I stared at him a beat then took my bag off my shoulder, dug in it and pulled out my keys. I walked to him, he lifted his hand palm up, I dropped them in and his eyes caught mine a second before he turned and disappeared around the wall.
I stood in his kitchen holding my purse wondering what on earth was wrong with me.
Then it came to me.
“Wars fought over a face like this.”
I was trembling, scared now for a different reason, a far more terrifying reason but I didn’t move. I just stood in his kitchen trembling.
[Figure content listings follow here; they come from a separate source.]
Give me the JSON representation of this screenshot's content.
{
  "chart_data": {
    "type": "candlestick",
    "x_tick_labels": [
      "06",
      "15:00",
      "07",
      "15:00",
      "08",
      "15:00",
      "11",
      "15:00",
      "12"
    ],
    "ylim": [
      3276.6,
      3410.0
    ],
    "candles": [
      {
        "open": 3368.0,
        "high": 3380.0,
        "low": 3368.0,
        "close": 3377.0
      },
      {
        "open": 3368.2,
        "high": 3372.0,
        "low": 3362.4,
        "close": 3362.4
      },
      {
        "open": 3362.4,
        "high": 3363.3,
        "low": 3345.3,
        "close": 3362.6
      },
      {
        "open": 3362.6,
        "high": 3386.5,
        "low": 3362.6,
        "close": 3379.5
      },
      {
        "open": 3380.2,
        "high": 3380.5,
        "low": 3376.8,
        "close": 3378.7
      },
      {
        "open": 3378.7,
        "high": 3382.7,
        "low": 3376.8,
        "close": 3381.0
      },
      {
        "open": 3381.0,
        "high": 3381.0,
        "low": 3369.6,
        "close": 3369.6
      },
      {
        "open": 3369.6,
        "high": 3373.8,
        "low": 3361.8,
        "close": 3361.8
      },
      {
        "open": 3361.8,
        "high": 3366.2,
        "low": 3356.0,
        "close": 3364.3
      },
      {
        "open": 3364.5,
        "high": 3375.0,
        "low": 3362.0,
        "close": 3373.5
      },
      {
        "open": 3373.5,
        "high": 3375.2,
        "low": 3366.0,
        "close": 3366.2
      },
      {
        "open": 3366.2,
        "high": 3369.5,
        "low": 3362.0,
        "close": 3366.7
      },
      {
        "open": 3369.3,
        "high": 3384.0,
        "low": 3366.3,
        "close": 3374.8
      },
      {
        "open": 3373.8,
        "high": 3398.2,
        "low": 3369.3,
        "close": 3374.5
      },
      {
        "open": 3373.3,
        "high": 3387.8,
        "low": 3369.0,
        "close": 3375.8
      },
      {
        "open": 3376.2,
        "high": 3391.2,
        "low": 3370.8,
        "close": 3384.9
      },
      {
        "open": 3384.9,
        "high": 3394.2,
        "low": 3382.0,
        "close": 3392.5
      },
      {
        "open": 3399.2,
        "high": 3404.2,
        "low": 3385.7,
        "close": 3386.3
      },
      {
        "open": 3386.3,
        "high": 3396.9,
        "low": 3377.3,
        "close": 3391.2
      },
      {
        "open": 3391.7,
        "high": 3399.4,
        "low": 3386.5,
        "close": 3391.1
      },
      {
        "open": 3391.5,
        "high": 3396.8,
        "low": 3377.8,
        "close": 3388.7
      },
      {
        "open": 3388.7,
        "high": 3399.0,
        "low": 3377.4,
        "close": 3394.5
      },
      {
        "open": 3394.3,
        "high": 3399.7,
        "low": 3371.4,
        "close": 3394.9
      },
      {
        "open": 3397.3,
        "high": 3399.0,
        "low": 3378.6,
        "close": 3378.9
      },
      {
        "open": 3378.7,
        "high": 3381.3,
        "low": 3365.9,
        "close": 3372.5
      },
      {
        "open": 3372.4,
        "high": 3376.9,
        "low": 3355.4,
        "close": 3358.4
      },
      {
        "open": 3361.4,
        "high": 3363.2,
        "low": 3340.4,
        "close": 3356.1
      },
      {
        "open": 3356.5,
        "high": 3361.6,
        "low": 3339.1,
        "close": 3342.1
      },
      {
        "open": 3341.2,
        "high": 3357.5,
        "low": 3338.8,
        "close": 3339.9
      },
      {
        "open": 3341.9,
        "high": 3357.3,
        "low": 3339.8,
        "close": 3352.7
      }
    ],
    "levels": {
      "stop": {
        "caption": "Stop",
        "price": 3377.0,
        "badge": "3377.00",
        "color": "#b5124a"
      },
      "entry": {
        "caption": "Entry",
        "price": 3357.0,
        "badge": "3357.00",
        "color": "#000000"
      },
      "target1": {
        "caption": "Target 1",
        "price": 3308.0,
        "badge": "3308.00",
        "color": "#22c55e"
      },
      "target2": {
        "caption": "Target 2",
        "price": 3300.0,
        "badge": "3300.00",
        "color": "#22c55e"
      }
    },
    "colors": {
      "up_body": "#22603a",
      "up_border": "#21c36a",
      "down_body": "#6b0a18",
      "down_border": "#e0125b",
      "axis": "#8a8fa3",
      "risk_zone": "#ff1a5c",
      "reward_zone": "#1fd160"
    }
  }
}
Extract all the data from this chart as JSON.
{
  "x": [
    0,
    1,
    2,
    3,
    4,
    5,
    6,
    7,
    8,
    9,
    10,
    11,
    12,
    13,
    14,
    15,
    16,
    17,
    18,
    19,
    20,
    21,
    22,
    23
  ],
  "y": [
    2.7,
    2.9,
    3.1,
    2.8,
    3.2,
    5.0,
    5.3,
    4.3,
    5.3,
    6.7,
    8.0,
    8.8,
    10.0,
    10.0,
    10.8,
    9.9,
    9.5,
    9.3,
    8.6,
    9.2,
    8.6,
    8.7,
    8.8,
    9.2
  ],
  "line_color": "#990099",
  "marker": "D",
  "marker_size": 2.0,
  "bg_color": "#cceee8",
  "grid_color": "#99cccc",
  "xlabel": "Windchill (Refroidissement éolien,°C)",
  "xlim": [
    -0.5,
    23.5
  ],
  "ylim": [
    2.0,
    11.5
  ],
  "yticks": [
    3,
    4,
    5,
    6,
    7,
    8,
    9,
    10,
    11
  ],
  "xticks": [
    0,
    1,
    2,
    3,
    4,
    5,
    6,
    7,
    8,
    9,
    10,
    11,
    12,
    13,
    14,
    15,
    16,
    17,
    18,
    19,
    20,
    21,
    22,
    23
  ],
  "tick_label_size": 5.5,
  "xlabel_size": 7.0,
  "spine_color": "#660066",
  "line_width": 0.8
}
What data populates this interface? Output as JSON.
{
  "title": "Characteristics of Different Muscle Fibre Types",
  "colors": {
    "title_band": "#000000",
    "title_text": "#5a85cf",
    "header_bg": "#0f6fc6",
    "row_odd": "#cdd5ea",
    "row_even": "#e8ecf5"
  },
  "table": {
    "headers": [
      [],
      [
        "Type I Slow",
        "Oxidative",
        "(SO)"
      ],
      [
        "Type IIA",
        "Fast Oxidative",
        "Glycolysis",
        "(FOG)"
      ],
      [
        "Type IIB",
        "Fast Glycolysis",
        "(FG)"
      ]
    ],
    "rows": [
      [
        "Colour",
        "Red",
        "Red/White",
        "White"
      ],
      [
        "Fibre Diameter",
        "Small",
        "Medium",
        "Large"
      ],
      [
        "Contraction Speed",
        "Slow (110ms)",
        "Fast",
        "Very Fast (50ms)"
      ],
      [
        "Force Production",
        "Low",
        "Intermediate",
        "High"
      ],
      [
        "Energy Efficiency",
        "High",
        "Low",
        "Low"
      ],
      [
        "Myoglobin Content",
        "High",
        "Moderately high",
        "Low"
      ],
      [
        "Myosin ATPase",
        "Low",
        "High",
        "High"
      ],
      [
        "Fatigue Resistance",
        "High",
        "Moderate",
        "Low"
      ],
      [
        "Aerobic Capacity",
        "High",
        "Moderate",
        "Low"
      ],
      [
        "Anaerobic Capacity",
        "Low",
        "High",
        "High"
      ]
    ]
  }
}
Then he reappeared and looked at me.
“Jacket, Anya,” he stated. “Throw it wherever. I gotta see to the steaks then I’ll get you a glass of wine. Make yourself at home.”
Then he went to his meat.
I shakily shrugged off my jacket while walking out of the kitchen.
Okay, all right.
What the heck was I doing?
Okay, all right.
Oh boy.
Shit!
I wandered down to the sunken living room and tossed my jacket and purse on one of the two identical black leather couches that faced each other. Then I wandered across it and up to the area on the other side that was all windows. Then I stood there looking through the clear day to the uninterrupted vista of the Front Range thinking spring was coming. Soon, I could wear flip-flops.
“Where’s Nick gonna go?”
Yep, that was me asking the window.
“Don’t know, don’t care.” Pause then, “Do you?”
“Not really,” I mumbled and considering I was across the grand expanse of his apartment he probably didn’t hear me.
“Out of my place, out of my business,” Knight muttered to himself and I rethought him not hearing me mumbling since I heard him just fine.
I looked from the Front Range to him.